Żeby jeszcze na dokładkę dokopać FIDE – transmisja często wariowała i zdarzały się partie, w których zawodnik wielokrotnie schodził na zegarze do zera sekund, nic się nie działo przez kolejnych kilkanaście, a potem nagle wykonywało się kilka ruchów. Elektroniczne szachownice i ich przekombinowane wykonanie to jednak temat na osobną dyskusję, podobnie jak fakt, dlaczego FIDE nie potrafi zainwestować w internet. No, ale wiadomo – szachy nie są poważnym sportem, parafrazując Carlsena.

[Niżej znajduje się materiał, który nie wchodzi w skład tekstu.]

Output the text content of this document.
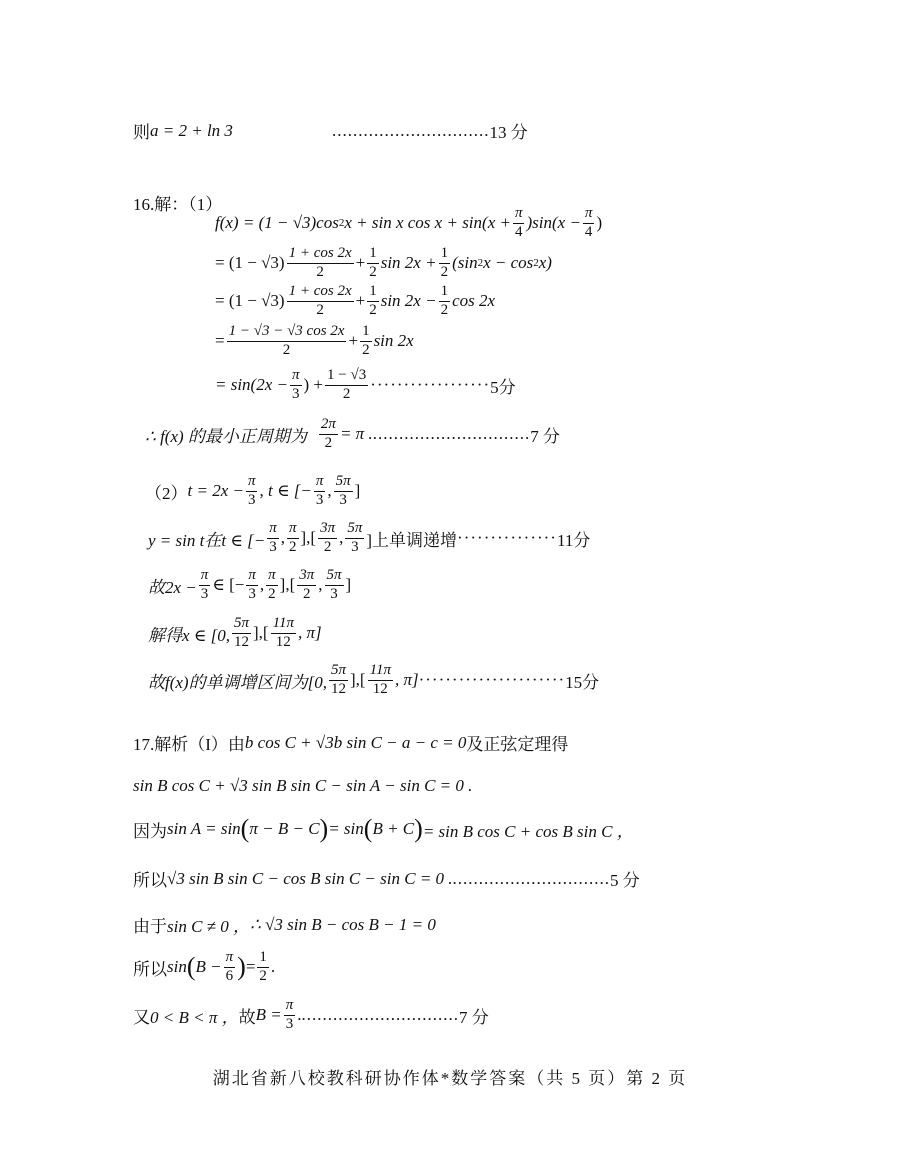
则 a = 2 + ln 3	.............................. 13 分
16.解：（1）
f(x) = (1 − √3)cos 2 x + sin x $\cos x + \sin(x + \frac{\pi}{4} )\sin(x - \frac{\pi}{4}$ )
= $(1 - √3) \frac{1 + \cos 2x}{2} + \frac{1}{2}$ $\sin 2x + \frac{1}{2} (\sin$ 2 x − cos 2 x)
= $(1 - √3) \frac{1 + \cos 2x}{2} + \frac{1}{2}$ $\sin 2x - \frac{1}{2}$ cos 2x
= $\frac{1 - √3 - √3 \cos 2x}{2} + \frac{1}{2}$ sin 2x
= $\sin(2x - \frac{\pi}{3}$ ) + $\frac{1 - √3}{2}$ ·················· 5分
∴ f(x) 的最小正周期为 $\frac{2\pi}{2} = \pi$ . .............................. 7 分
（2） $t = 2x - \frac{\pi}{3}$ , t ∈ [− $\frac{\pi}{3}$ , $\frac{5\pi}{3}$ ]
y = sin t在t ∈ [− $\frac{\pi}{3}$ , $\frac{\pi}{2}$ ],[ $\frac{3\pi}{2}$ , $\frac{5\pi}{3}$ ]上单调递增 ··············· 11分
故$2x - \frac{\pi}{3}$ ∈ [− $\frac{\pi}{3}$ , $\frac{\pi}{2}$ ],[ $\frac{3\pi}{2}$ , $\frac{5\pi}{3}$ ]
解得x ∈ [0, $\frac{5\pi}{12}$ ],[ $\frac{11\pi}{12}$ , π]
故f(x)的单调增区间为[0, $\frac{5\pi}{12}$ ],[ $\frac{11\pi}{12}$ , π] ······················ 15分
17.解析（I）由 b cos C + √3b sin C − a − c = 0 及正弦定理得
sin B cos C + √3 sin B sin C − sin A − sin C = 0 .
因为 sin A = sin ( π − B − C ) = sin ( B + C ) = sin B cos C + cos B sin C ，
所以 √3 sin B sin C − cos B sin C − sin C = 0 . .............................. 5 分
由于 sin C ≠ 0 ， ∴ √3 sin B − cos B − 1 = 0
所以 sin ( $B - \frac{\pi}{6}$ ) = $\frac{1}{2}$ .
又 0 < B < π ， 故 $B = \frac{\pi}{3}$ . .............................. 7 分
湖北省新八校教科研协作体*数学答案（共 5 页）第 2 页
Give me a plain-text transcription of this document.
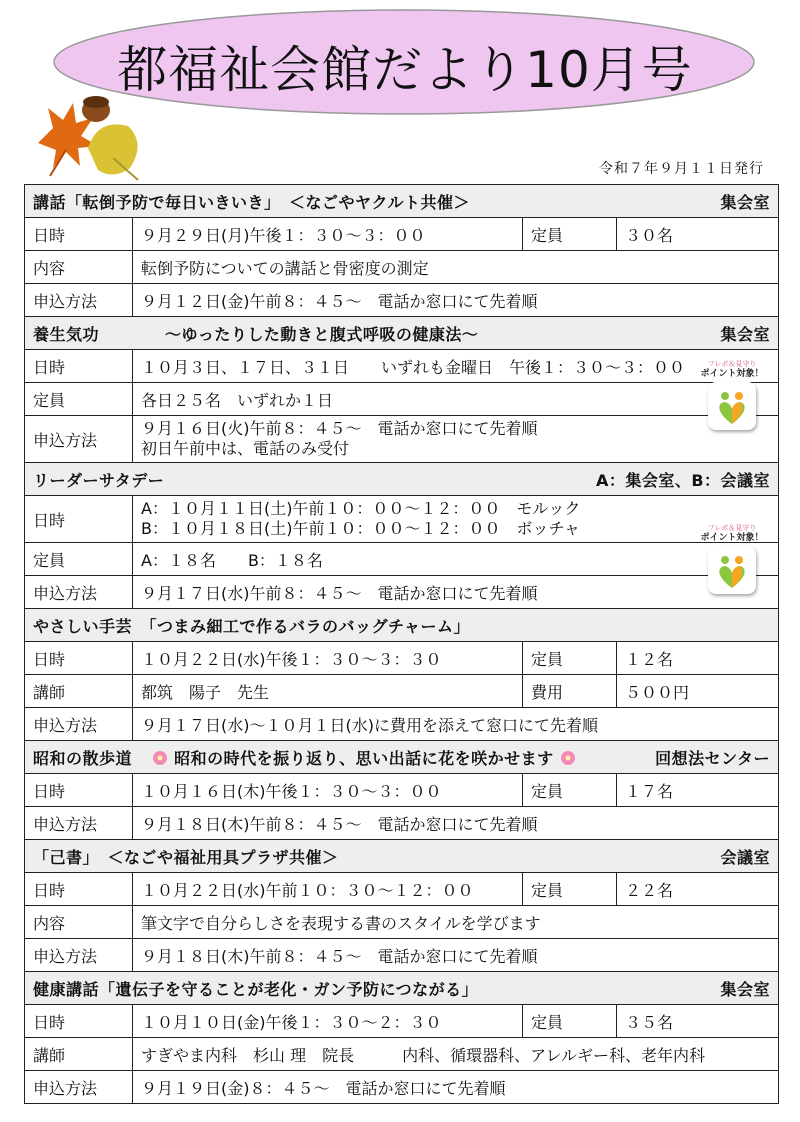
都福祉会館だより10月号
令和７年９月１１日発行
講話「転倒予防で毎日いきいき」　＜なごやヤクルト共催＞ 集会室			

日時	９月２９日(月)午後１：３０〜３：００	定員	３０名
内容	転倒予防についての講話と骨密度の測定		
申込方法	９月１２日(金)午前８：４５〜　電話か窓口にて先着順		
養生気功　　　　～ゆったりした動きと腹式呼吸の健康法～ 集会室			

日時	１０月３日、１７日、３１日　　いずれも金曜日　午後１：３０〜３：００		
定員	各日２５名　いずれか１日		
申込方法	９月１６日(火)午前８：４５〜　電話か窓口にて先着順
初日午前中は、電話のみ受付		

リーダーサタデー A：集会室、B：会議室			

日時	A：１０月１１日(土)午前１０：００〜１２：００　モルック
B：１０月１８日(土)午前１０：００〜１２：００　ボッチャ		

定員	A：１８名　　B：１８名		
申込方法	９月１７日(水)午前８：４５〜　電話か窓口にて先着順		
やさしい手芸　「つまみ細工で作るバラのバッグチャーム」			
日時	１０月２２日(水)午後１：３０〜３：３０	定員	１２名
講師	都筑　陽子　先生	費用	５００円
申込方法	９月１７日(水)〜１０月１日(水)に費用を添えて窓口にて先着順		
昭和の散歩道 昭和の時代を振り返り、思い出話に花を咲かせます 回想法センター			

日時	１０月１６日(木)午後１：３０〜３：００	定員	１７名
申込方法	９月１８日(木)午前８：４５〜　電話か窓口にて先着順		
「己書」　＜なごや福祉用具プラザ共催＞ 会議室			

日時	１０月２２日(水)午前１０：３０〜１２：００	定員	２２名
内容	筆文字で自分らしさを表現する書のスタイルを学びます		
申込方法	９月１８日(木)午前８：４５〜　電話か窓口にて先着順		
健康講話「遺伝子を守ることが老化・ガン予防につながる」 集会室			

日時	１０月１０日(金)午後１：３０〜２：３０	定員	３５名
講師	すぎやま内科　杉山 理　院長　　　内科、循環器科、アレルギー科、老年内科		
申込方法	９月１９日(金)８：４５〜　電話か窓口にて先着順		
フレポ＆見守り
ポイント対象！
フレポ＆見守り
ポイント対象！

Wielka szkoda, że te dwie przeogromne afery zostaną zapamiętane i poniosą się w świat – bo prócz tego impreza była udana i od początku ściągnęła dużą widownię. Stoczono wiele zaciętych, znakomitych pojedynków, Polak zdobył medal… No, ale FIDE to FIDE i na tych mistrzostwach świata przeszło samą siebie.
PS. Carlsen na mistrzostwa świata w szachach błyskawicznych przyszedł rzecz jasna w dżinsach.